The kinetic model can be applied to single-cell transcriptomics data to predict protein levels in differentiated cell types
In the experiment presented here, the existence of good antibodies for highly expressed surface markers allowed us to purify differentiated cells at 96 h and profile their proteome. For earlier time points or many other differentiation assays such an approach is difficult or even impossible. By contrast, single-cell transcriptomics methods can be applied to any differentiation system. Hence, we would like to use such data sets to predict protein levels in subpopulations. To that end, we extracted cell type specific mRNA dynamics during differentiation from our earlier single-cell RNA-seq measurement of the system (Semrau et al., 2016). We then applied our kinetic model to this data set to predict protein levels in the differentiated cell types at 96 h (Fig. 4b, Methods). Our prediction was clearly superior to a prediction that used only bulk RNA-seq measurements and protein-to-mRNA ratios (Edfors et al., 2016) (Fig. 4c). We have thus demonstrated that our kinetic model with parameters learned from bulk measurements can be applied to single-cell transcriptomics data to predict cell type specific protein levels.

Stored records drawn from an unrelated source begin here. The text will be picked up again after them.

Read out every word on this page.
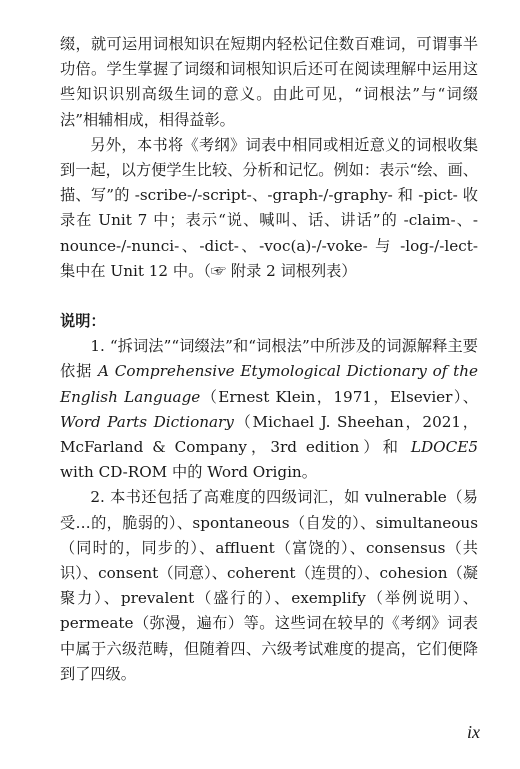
缀，就可运用词根知识在短期内轻松记住数百难词，可谓事半功倍。学生掌握了词缀和词根知识后还可在阅读理解中运用这些知识识别高级生词的意义。由此可见，“词根法”与“词缀法”相辅相成，相得益彰。

另外，本书将《考纲》词表中相同或相近意义的词根收集到一起，以方便学生比较、分析和记忆。例如：表示“绘、画、描、写”的 -scribe-/-script-、-graph-/-graphy- 和 -pict- 收录在 Unit 7 中；表示“说、喊叫、话、讲话”的 -claim-、-nounce-/-nunci-、-dict-、-voc(a)-/-voke- 与 -log-/-lect- 集中在 Unit 12 中。（☞ 附录 2 词根列表）

说明：

1. “拆词法”“词缀法”和“词根法”中所涉及的词源解释主要依据 A Comprehensive Etymological Dictionary of the English Language（Ernest Klein，1971，Elsevier）、Word Parts Dictionary（Michael J. Sheehan，2021，McFarland & Company，3rd edition）和 LDOCE5 with CD-ROM 中的 Word Origin。

2. 本书还包括了高难度的四级词汇，如 vulnerable（易受…的，脆弱的）、spontaneous（自发的）、simultaneous（同时的，同步的）、affluent（富饶的）、consensus（共识）、consent（同意）、coherent（连贯的）、cohesion（凝聚力）、prevalent（盛行的）、exemplify（举例说明）、permeate（弥漫，遍布）等。这些词在较早的《考纲》词表中属于六级范畴，但随着四、六级考试难度的提高，它们便降到了四级。

ix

We finally compared the differentiated cell types directly with each other. Overall, the correlation between mRNA and protein changes was poor and we identified a few outlier genes in particular that showed extreme behavior (Fig. 4d). These outliers had comparable protein expression in XEN and ECT cells (at most 2-fold difference) but mRNA expression was much lower in XEN cells (up to 19fold). Notably, these outliers are strongly enriched for imprinted genes (hypergeometric test, p-value = 2.3E-10). It is a well-known fact that some imprinted genes are mono-allelically expressed in extra-embryonic tissues (Miri and Varmuza, 2009). Yet, the observed down-regulation goes well beyond a two-fold change expected for mono-allelic expression. This observation demonstrates that our data set can be used to discover significant differences in gene regulation between differentiated cell types.
Discussion
Here we systematically analyzed the dynamics of mRNA and protein expression during mESC differentiation. We observed that absolute levels of protein and mRNA are only moderately correlated in the steady (pluripotent) state, consistent with results in other mammalian systems (Schwanhäusser et al., 2011) (Wilhelm et al., 2014) (Edfors et al., 2016). Importantly, low correlation does not immediately imply a significant role of gene-specific regulation as technical noise tends to reduce the observed correlation and conventional correction schemes typically ignore the effect of systematic, correlated errors (Csárdi et al., 2015). Edfors et al. showed recently that the protein-to-mRNA ratio (PTR) for a specific gene is constant across several tissues (Edfors et al., 2016). While the PTR might allow the prediction of absolute protein levels, it is unable to capture relative changes over time or relative differences between tissues (Franks et al., 2017; Silva and Vogel, 2016).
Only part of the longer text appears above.